Processo Vulcano: in appello riconosciuto il danno a favore della parte civile
Si è concluso lunedì 13 giugno, davanti alla Corte d'Appello di Bologna, il processo d'appello scaturito dall'indagine "Vulcano" della DDA felsinea. I giudici hanno sostanzialmente riconfermato le condanne inflitte in primo grado ai nove imputati per estorsione aggravata dal metodo mafioso (L. 203/91), relativamente ad episodi di vessazione nei confronti di due imprenditori attivi tra la riviera romagnola e la Repubblica di San Marino. Gli imputati avevano evocato a vario titolo la vicinanza e l'appartenza a clan camorristici e dei casalesi. La sentenza emessa dal Tribunale di Rimini è stata riformata solo parzialmente per uno degli imputati, al quale è stata disapplicata la recidiva contestata, e nella parte relativa al danno lamentato dalla parte civile. Nel processo di primo grado, tramite lo Studio Grassi Benaglia Moretti, si era infatti costituita l'associazione SOS IMPRESA a tutela degli imprenditori oppressi dalla criminalità organizzata. In quella sede, tuttavia, il risarcimento del danno non era stato riconosciuto. Assieme agli imputati, anche la parte civile ha dunque proposto appello per sostenere le proprie ragioni, le quali sono state infine condivise anche dai giudici della Corte d'Appello (le motivazioni si conosceranno solo al deposito della sentenza).

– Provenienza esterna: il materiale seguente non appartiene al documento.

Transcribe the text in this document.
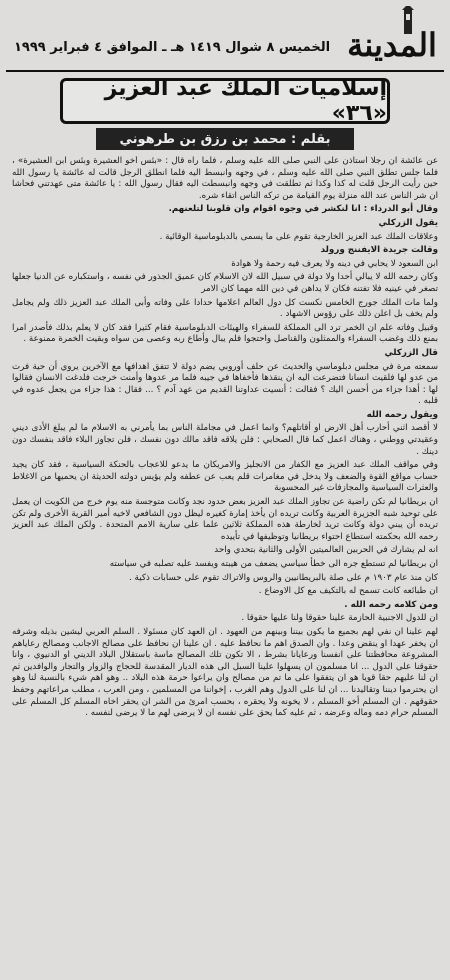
المدينة
الخميس ٨ شوال ١٤١٩ هـ ـ الموافق ٤ فبراير ١٩٩٩
إسلاميات الملك عبد العزيز «٣٦»
بقلم : محمد بن رزق بن طرهوني

عن عائشة ان رجلا استأذن على النبي صلى الله عليه وسلم ، فلما رآه قال : «بئس أخو العشيرة وبئس ابن العشيرة» ، فلما جلس تطلق النبي صلى الله عليه وسلم ، في وجهه وانبسط اليه فلما انطلق الرجل قالت له عائشة يا رسول الله حين رأيت الرجل قلت له كذا وكذا ثم تطلقت في وجهه وانبسطت اليه فقال رسول الله : يا عائشة متى عهدتني فحاشا ان شر الناس عند الله منزلة يوم القيامة من تركه الناس اتقاء شره.

وقال أبو الدرداء : انا لنكشر في وجوه اقوام وان قلوبنا لتلعنهم.

يقول الزركلي

وعلاقات الملك عبد العزيز الخارجية تقوم على ما يسمى بالدبلوماسية الوقائية .

وقالت جريدة الايفننج ورولد

ابن السعود لا يحابي في دينه ولا يعرف فيه رحمة ولا هوادة

وكان رحمه الله لا يبالي أحدا ولا دولة في سبيل الله لان الاسلام كان عميق الجذور في نفسه ، واستكباره عن الدنيا جعلها تصغر في عينيه فلا تفتنه فكان لا يداهن في دين الله مهما كان الامر

ولما مات الملك جورج الخامس نكست كل دول العالم اعلامها حدادا على وفاته وأبى الملك عبد العزيز ذلك ولم يجامل ولم يخف بل اعلن ذلك على رؤوس الاشهاد .

وقبيل وفاته علم ان الخمر ترد الى المملكة للسفراء والهيئات الدبلوماسية فقام كثيرا فقد كان لا يعلم بذلك فأصدر امرا بمنع ذلك وغضب السفراء والممثلون والقناصل واحتجوا فلم يبال وأطاع ربه وعصى من سواه وبقيت الخمرة ممنوعة .

قال الزركلي

سمعته مرة في مجلس دبلوماسي والحديث عن حلف أوروبي يضم دولة لا تتفق اهدافها مع الآخرين يروي أن حية فرت من عدو لها فلقيت انسانا فتضرعت اليه ان ينقذها فأخفاها في جيبه فلما مر عدوها وأمنت خرجت فلدغت الانسان فقالوا لها : أهذا جزاء من أحسن اليك ؟ فقالت : أنسيت عداوتنا القديم من عهد آدم ؟ ... فقال : هذا جزاء من يجعل عدوه في قلبه .

ويقول رحمه الله

لا أقصد اثني أحارب أهل الارض او أقاتلهم؟ وانما اعمل في مجاملة الناس بما يأمرني به الاسلام ما لم يبلغ الأذى ديني وعقيدتي ووطني ، وهناك اعمل كما قال الصحابي : فلن يلاقه فاقد مالك دون نفسك ، فلن تجاوز البلاء فاقد بنفسك دون دينك .

وفي مواقف الملك عبد العزيز مع الكفار من الانجليز والامريكان ما يدعو للاعجاب بالحنكة السياسية ، فقد كان يجيد حساب مواقع القوة والضعف ولا يدخل في مغامرات قلم يعب عن عطفه ولم يؤيس دولته الحديثة ان يحميها من الاغلاط والعثرات السياسية والمجازفات غير المحسوبة

ان بريطانيا لم تكن راضية عن تجاوز الملك عبد العزيز بعض حدود نجد وكانت متوجسة منه يوم خرج من الكويت ان يعمل على توحيد شبه الجزيرة العربية وكانت تريده ان يأخذ إمارة كغيره ليظل دون الشافعي لاخيه أمير القرية الأخرى ولم تكن تريده أن يبني دولة وكانت تريد لخارطة هذه المملكة ثلاثين علما على سارية الامم المتحدة . ولكن الملك عبد العزيز رحمه الله بحكمته استطاع احتواء بريطانيا وتوظيفها في تأييده

انه لم يشارك في الحربين العالميتين الأولى والثانية بتحدي واحد

ان بريطانيا لم تستطع جره الى خطأ سياسي يضعف من هيبته ويفسد عليه تصلبه في سياسته

كان منذ عام ١٩٠٣ م على صلة بالبريطانيين والروس والاتراك تقوم على حسابات ذكية .

ان طبائعه كانت تسمح له بالتكيف مع كل الاوضاع .

ومن كلامه رحمه الله .

ان للدول الاجنبية الحازمة علينا حقوقا ولنا عليها حقوقا .

لهم علينا ان نفي لهم بجميع ما يكون بيننا وبينهم من العهود . ان العهد كان مسئولا . السلم العربي ليشين بذيله وشرفه ان يخفر عهدا او ينقض وعدا . وان الصدق اهم ما نحافظ عليه . ان علينا ان نحافظ على مصالح الاجانب ومصالح رعاياهم المشروعة محافظتنا على انفسنا ورعايانا بشرط ، الا تكون تلك المصالح ماسة باستقلال البلاد الديني او الدنيوي ، وانا حقوقنا على الدول ... انا مسلمون ان يسهلوا علينا السبل الى هذه الديار المقدسة للحجاج والزوار والتجار والوافدين ثم ان لنا عليهم حقا قويا هو ان يتفقوا على ما تم من مصالح وان يراعوا حرمة هذه البلاد .. وهو اهم شيء بالنسبة لنا وهو ان يحترموا ديننا وتقاليدنا ... ان لنا على الدول وهم الغرب ، إخواننا من المسلمين ، ومن العرب ، مطلب مراعاتهم وحفظ حقوقهم . ان المسلم أخو المسلم ، لا يخونه ولا يحقره ، بحسب امرئ من الشر ان يحقر اخاه المسلم كل المسلم على المسلم حرام دمه وماله وعرضه ، ثم عليه كما يحق على نفسه ان لا يرضى لهم ما لا يرضى لنفسه .
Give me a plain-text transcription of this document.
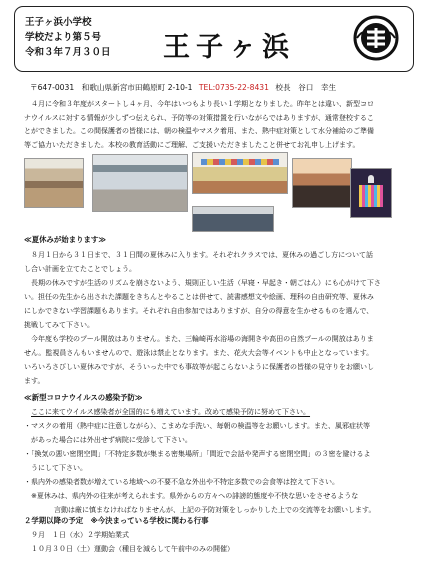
王子ヶ浜小学校
学校だより第５号
令和３年７月３０日 王子ヶ浜
〒647-0031　和歌山県新宮市田鶴原町 2-10-1 TEL:0735-22-8431 校長　谷口　幸生
４月に令和３年度がスタートし４ヶ月、今年はいつもより長い１学期となりました。昨年とは違い、新型コロ
ナウイルスに対する情報が少しずつ伝えられ、予防等の対策措置を行いながらではありますが、通常登校するこ
とができました。この間保護者の皆様には、朝の検温やマスク着用、また、熱中症対策として水分補給のご準備
等ご協力いただきました。本校の教育活動にご理解、ご支援いただきましたこと併せてお礼申し上げます。
≪夏休みが始まります≫
８月１日から３１日まで、３１日間の夏休みに入ります。それぞれクラスでは、夏休みの過ごし方について話
し合い計画を立てたことでしょう。
長期の休みですが生活のリズムを崩さないよう、規則正しい生活（早寝・早起き・朝ごはん）にも心がけて下さ
い。担任の先生から出された課題をきちんとやることは併せて、読書感想文や絵画、理科の自由研究等、夏休み
にしかできない学習課題もあります。それぞれ自由参加ではありますが、自分の得意を生かせるものを選んで、
挑戦してみて下さい。
今年度も学校のプール開放はありません。また、三輪崎再水浴場の海開きや高田の自然プールの開放はありま
せん。監視員さんもいませんので、遊泳は禁止となります。また、花火大会等イベントも中止となっています。
いろいろさびしい夏休みですが、そういった中でも事故等が起こらないように保護者の皆様の見守りをお願いし
ます。
≪新型コロナウイルスの感染予防≫
ここに来てウイルス感染者が全国的にも増えています。改めて感染予防に努めて下さい。
・マスクの着用（熱中症に注意しながら）、こまめな手洗い、毎朝の検温等をお願いします。また、風邪症状等
があった場合には外出せず病院に受診して下さい。
・「換気の悪い密閉空間」「不特定多数が集まる密集場所」「間近で会話や発声する密閉空間」の３密を避けるよ
うにして下さい。
・県内外の感染者数が増えている地域への不要不急な外出や不特定多数での会食等は控えて下さい。
※夏休みは、県内外の往来が考えられます。県外からの方々への誹謗的態度や不快な思いをさせるような
言動は厳に慎まなければなりませんが、上記の予防対策をしっかりした上での交流等をお願いします。
２学期以降の予定　※今決まっている学校に関わる行事
９月　１日（水）２学期始業式
１０月３０日（土）運動会（種目を減らして午前中のみの開催）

Dell'esito del processo d'appello ha scritto l'Informazione di San Marino, con un articolo a firma di Antonio Fabbri, che scrive: "[...] La Corte ha anche riconosciuto il risarcimento del danno, da liquidare in separata sede, a favore di Sos Impresa, in giudizio rappresentata dagli avvocati Patrick Wild e Rachele Grassi dello Studio Grassi Benaglia Moretti di Rimini. Riconoscimento, anche questo, non secondario che attesta come l'attività collettiva e la forte valenza sociale delle associazioni portatrici di principi alti e comuni, sia presidio importante e fondamentale da fare valere anche nelle sedi giudiziarie nella lotta al metodo mafioso".